The Tunisian Barbarin is a Tunisian breed of fat-tailed sheep. It is distributed throughout Tunisia, and on both sides of the Tunisian border with Algeria, on the Algerian side particularly in the area of Oued Souf. Related to the Awassi

== History ==

The Tunisian Barbarin descends from the Near East Fat-tailed. Two Italian breeds, the Barbaresca Siciliana of Sicily and the Laticauda of Calabria and Campania, are derived from it.

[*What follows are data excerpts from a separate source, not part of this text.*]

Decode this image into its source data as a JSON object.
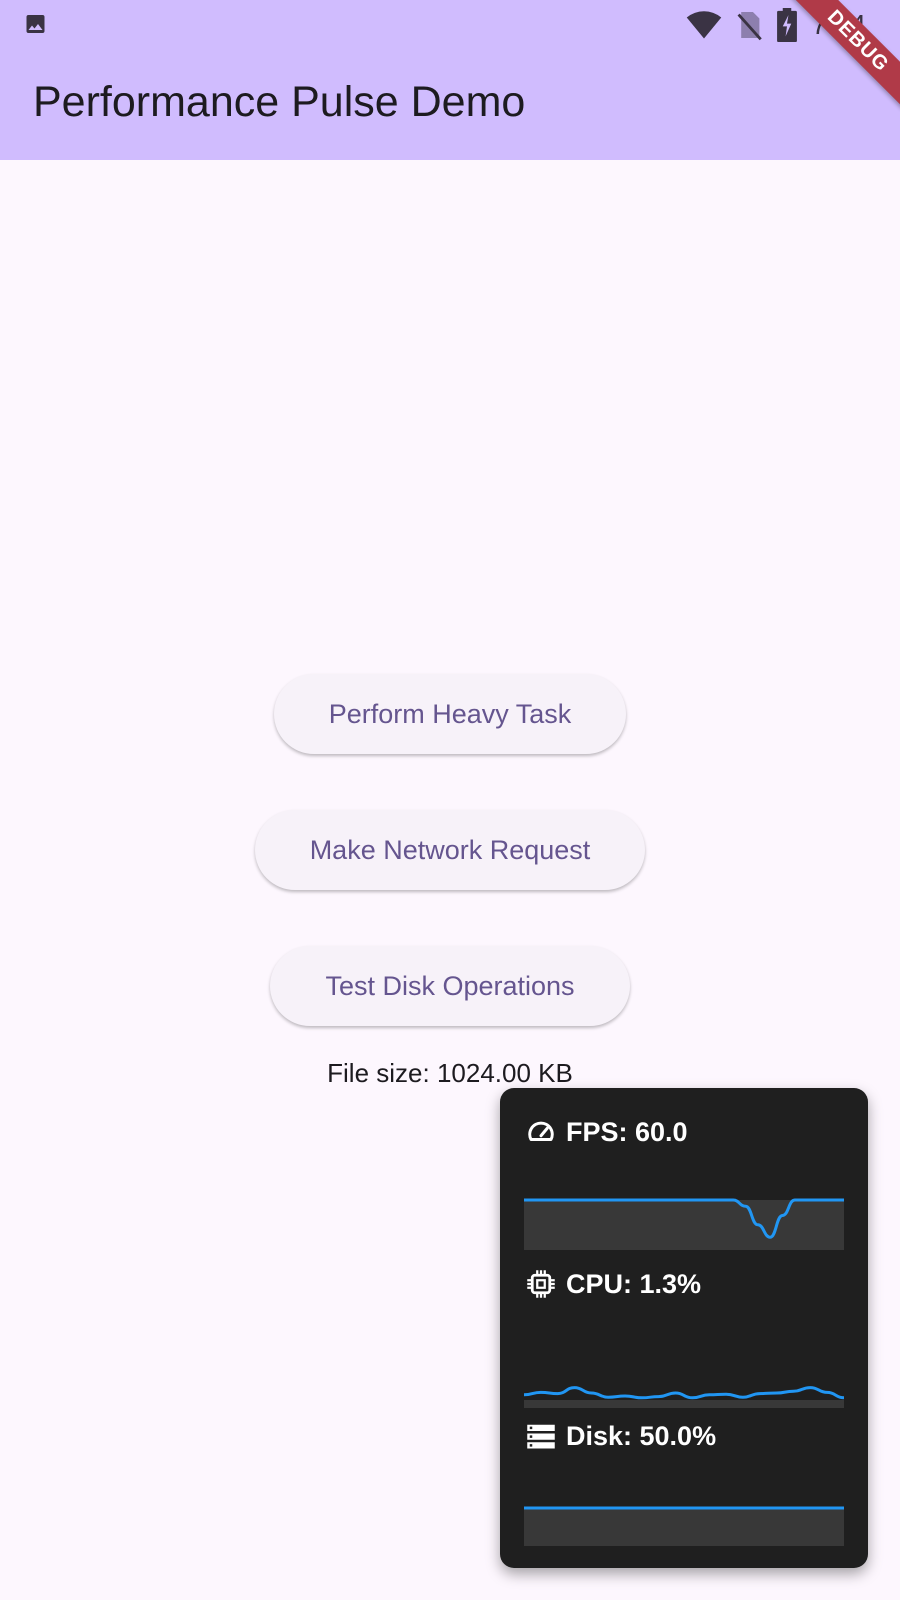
{
  "status_bar": {
    "time": "7:04",
    "icons": [
      "image-icon",
      "wifi-icon",
      "no-sim-icon",
      "battery-charging-icon"
    ]
  },
  "app_bar": {
    "title": "Performance Pulse Demo",
    "debug_banner": "DEBUG",
    "color": "#d0bcfe"
  },
  "actions": {
    "heavy_task_label": "Perform Heavy Task",
    "network_request_label": "Make Network Request",
    "disk_ops_label": "Test Disk Operations"
  },
  "file_size_text": "File size: 1024.00 KB",
  "monitor": {
    "fps_label": "FPS: 60.0",
    "cpu_label": "CPU: 1.3%",
    "disk_label": "Disk: 50.0%",
    "line_color": "#2196f3",
    "fps_series": [
      60,
      60,
      60,
      60,
      60,
      60,
      60,
      60,
      60,
      60,
      60,
      60,
      60,
      60,
      60,
      60,
      60,
      60,
      58,
      52,
      48,
      55,
      60,
      60,
      60,
      60,
      60
    ],
    "cpu_series": [
      1.2,
      1.6,
      1.4,
      2.4,
      1.5,
      0.8,
      1.0,
      0.7,
      0.9,
      1.5,
      0.7,
      1.2,
      1.3,
      0.8,
      1.4,
      1.5,
      1.8,
      2.4,
      1.6,
      0.7
    ],
    "disk_series": [
      50,
      50,
      50,
      50,
      50,
      50
    ]
  }
}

In 1991 the total population in Tunisia was reported to be 5 million; in 1992, a population of 50 000 was reported in Algeria. In 2008, the Barbarin constituted about 60% of the overall sheep population in Tunisia, which was estimated to count approximately 4 million ewes.

== Characteristics ==

The Barbarin is a coarse-wool breed, and is reared mainly for meat. It is particularly well adapted to the intense heat of desert areas, and can tolerate brackish water. The coat is white, and the face is either brick-red or black. The black face gives the animal better resistance to sunlight and to photosensitivity caused by eating Hypericum perforatum, "St. John's Wort".

Apart from the two principal types, a further eight sub-populations have been identified within the breed. These include an all-black variant, and two "spectacled" sub-types with a white head and patches of colour only around the eyes and round the muzzle: the black-spectacled type is called sardi, and the red-spectacled one, sagaa.